Уже лежа в постели, Санди с удовольствием вспоминала проведенный вечер. Филиппа все не было. Он вернулся, наверное, под утро, потому что, когда Санди собиралась на работу, он еще спал. Распорядок дня у него был теперь, как у светских львов: Филипп ложился утром и спал часов до четырех дня. Он сонно улыбнулся Санди, перевернулся на другой бок и снова заснул.
Настроение у Санди сразу испортилось.
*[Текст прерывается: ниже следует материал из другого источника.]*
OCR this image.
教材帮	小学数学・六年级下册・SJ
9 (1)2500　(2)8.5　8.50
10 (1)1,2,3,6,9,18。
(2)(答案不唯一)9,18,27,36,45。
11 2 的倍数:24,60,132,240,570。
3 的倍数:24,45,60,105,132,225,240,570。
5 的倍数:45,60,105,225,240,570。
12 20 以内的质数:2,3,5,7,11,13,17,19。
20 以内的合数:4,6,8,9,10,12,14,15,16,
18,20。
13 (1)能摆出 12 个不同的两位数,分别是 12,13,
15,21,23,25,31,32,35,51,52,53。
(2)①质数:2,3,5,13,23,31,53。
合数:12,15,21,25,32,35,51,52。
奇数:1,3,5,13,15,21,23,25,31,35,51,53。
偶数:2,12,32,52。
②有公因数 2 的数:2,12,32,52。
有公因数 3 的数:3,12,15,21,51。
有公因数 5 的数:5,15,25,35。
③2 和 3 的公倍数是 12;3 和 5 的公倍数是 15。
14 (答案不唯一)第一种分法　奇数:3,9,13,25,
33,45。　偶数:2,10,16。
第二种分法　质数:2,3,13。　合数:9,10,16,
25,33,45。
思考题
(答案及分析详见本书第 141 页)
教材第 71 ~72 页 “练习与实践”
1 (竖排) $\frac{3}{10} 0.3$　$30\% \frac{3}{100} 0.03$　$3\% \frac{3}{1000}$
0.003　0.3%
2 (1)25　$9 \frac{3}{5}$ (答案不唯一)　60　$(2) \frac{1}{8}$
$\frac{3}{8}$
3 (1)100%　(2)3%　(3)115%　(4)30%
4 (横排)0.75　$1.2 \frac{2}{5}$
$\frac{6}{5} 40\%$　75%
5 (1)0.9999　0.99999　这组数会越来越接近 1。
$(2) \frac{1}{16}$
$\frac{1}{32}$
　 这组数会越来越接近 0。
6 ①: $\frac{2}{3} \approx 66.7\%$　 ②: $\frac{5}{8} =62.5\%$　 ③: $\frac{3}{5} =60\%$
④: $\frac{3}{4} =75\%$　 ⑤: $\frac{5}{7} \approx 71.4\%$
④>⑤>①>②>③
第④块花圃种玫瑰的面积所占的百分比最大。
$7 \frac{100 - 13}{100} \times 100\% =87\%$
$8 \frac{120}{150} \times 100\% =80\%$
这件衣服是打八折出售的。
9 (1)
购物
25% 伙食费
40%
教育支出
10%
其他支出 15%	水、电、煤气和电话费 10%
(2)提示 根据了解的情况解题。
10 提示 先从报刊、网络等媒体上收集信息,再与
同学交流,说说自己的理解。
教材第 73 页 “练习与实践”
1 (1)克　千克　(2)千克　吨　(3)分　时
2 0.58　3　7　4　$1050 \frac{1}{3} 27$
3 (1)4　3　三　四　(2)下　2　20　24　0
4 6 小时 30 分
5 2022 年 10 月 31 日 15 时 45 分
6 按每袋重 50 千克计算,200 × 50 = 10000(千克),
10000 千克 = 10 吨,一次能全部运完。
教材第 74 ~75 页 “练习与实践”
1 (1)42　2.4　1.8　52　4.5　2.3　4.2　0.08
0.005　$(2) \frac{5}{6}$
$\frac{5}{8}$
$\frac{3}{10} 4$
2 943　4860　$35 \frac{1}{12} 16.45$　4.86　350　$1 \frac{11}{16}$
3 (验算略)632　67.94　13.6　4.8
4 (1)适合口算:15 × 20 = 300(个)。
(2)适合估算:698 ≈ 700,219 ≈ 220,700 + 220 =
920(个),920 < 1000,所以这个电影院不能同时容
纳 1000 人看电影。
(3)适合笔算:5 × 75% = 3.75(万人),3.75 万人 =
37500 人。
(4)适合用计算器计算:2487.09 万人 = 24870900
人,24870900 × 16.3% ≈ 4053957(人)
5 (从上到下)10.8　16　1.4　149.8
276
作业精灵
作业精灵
Филипп погибал, губил свой талант у нее на глазах, а она ничего не могла поделать. Если она пыталась ему что-то втолковать, он злился и раздражался. Упрекал, что Санди не хочет его понять, что не любит. И она с ужасом признавалась себе, что, наверное, он прав, действительно не любит его, поэтому, совместная жизнь у них и не ладится, поэтому Филипп и занялся всякими глупостями. А когда она молчала, он обижался на ее отчужденность и равнодушие.
С невеселыми мыслями Санди отправилась в издательство. На этот раз встреча была короткой, и, позавтракав по дороге, она приехала в свой офис раньше, чем планировала.
Лили передала ей факсы, сообщила о телефонных звонках. Один факс очень порадовал Санди: американское издательство наконец-то уступило права на серию детективов. Этих прав добивалось маленькое издательство в предместье Парижа, для которого они были спасением. Сейчас она позвонит месье Леру и порадует его.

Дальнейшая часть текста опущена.